The present work highlights the scattering of fluid–structure coupled waves through a wave-bearing cavity in rigid waveguide. The cavity is filled with compressible fluid and comprises horizontal as well as vertical elastic boundaries. The mode-matching technique is extended by tailored-Galerkin and Galerkin procedures to incorporate the vibrational response of the vertical elastic components having different sets of edge conditions. It is found that in mode-matching tailored-Galerkin (MMTG) method, a unique general description of the displacement of vertical elastic component can deal with a variety of edge conditions, whereas the mode-matching Galerkin (MMG) technique relies upon the orthogonal basis a priori whose description varies by changing the edge conditions of vertical elastic components. Accordingly, for some sets of edge conditions the eigenvalues cannot be expressed explicitly and must be found numerically. The eigenmodes of the cavity region satisfy the generalized orthogonal conditions which ensure the point-wise convergence of MMTG and MMG approaches. Moreover, the truncated MMTG and MMG solutions reconstruct the matching conditions as well as satisfying the conserved power identity. It confirms the accuracy of performed algebra and retained solutions. From the numerical results it is found that by varying the conditions on the edges of bridging elastic components, the stopbands can be enhanced and shifted as well as broadened over the certain frequency regimes.

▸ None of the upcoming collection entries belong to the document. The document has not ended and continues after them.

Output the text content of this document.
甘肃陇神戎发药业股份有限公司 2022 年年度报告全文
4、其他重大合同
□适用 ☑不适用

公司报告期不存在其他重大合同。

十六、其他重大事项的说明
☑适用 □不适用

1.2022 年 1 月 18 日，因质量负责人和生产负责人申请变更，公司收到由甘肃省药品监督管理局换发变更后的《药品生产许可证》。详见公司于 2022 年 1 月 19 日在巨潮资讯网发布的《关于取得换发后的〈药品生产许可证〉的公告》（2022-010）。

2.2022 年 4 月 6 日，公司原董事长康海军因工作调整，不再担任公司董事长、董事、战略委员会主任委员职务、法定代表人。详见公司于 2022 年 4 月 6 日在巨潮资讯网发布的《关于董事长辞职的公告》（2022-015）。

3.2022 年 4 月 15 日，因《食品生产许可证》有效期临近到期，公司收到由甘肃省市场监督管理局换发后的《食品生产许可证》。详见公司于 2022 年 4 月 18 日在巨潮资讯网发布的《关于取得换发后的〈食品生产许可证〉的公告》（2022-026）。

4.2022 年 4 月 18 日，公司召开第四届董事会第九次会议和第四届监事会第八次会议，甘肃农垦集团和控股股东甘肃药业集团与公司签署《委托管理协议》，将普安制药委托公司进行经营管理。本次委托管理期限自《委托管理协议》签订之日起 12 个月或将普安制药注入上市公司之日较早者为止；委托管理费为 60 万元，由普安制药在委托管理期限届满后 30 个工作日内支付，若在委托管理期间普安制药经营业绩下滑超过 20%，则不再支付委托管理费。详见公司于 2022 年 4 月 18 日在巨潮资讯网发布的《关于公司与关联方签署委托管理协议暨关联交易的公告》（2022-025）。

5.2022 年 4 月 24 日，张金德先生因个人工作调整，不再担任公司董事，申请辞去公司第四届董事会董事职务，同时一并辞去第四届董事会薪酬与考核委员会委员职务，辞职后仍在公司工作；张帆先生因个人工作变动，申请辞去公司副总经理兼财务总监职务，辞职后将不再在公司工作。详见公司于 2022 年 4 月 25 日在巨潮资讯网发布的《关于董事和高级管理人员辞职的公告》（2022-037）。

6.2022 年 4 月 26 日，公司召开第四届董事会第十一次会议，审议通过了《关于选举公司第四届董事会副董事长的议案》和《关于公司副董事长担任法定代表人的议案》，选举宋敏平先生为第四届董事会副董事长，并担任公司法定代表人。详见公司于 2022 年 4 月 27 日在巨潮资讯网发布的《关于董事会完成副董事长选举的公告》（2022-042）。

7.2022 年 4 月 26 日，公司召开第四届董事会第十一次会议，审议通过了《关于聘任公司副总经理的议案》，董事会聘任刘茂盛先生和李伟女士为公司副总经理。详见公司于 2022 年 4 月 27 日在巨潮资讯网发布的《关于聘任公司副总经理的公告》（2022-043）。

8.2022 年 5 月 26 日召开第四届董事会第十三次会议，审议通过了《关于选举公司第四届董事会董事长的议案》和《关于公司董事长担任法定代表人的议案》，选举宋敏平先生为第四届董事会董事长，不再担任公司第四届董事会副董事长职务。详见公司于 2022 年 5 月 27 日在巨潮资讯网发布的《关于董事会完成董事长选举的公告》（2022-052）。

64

目前的工作强调了流体结构耦合波通过刚性波导中的承载波腔的散射。空腔充满可压缩流体，包括水平和垂直弹性边界。模式匹配技术通过定制伽辽金和伽辽金程序进行扩展，以结合具有不同边缘条件集的垂直弹性组件的振动响应。发现在模式匹配剪裁伽辽金 (MMTG) 方法中，对垂直弹性分量位移的独特一般描述可以处理各种边缘条件，而模式匹配伽辽金 (MMG) 技术依赖于正交先验基础其描述因改变垂直弹性分量的边缘条件而变化。因此，对于某些边缘条件集，特征值无法明确表达，必须通过数字找到。腔区域的本征模式满足广义正交条件，确保 MMTG 和 MMG 方法的逐点收敛。此外，截断的 MMTG 和 MMG 解重建匹配条件以及满足守恒功率恒等式。它确认了执行代数和保留解的准确性。从数值结果中发现，通过改变桥接弹性组件边缘的条件，可以在某些频率范围内增强、移动和加宽阻带。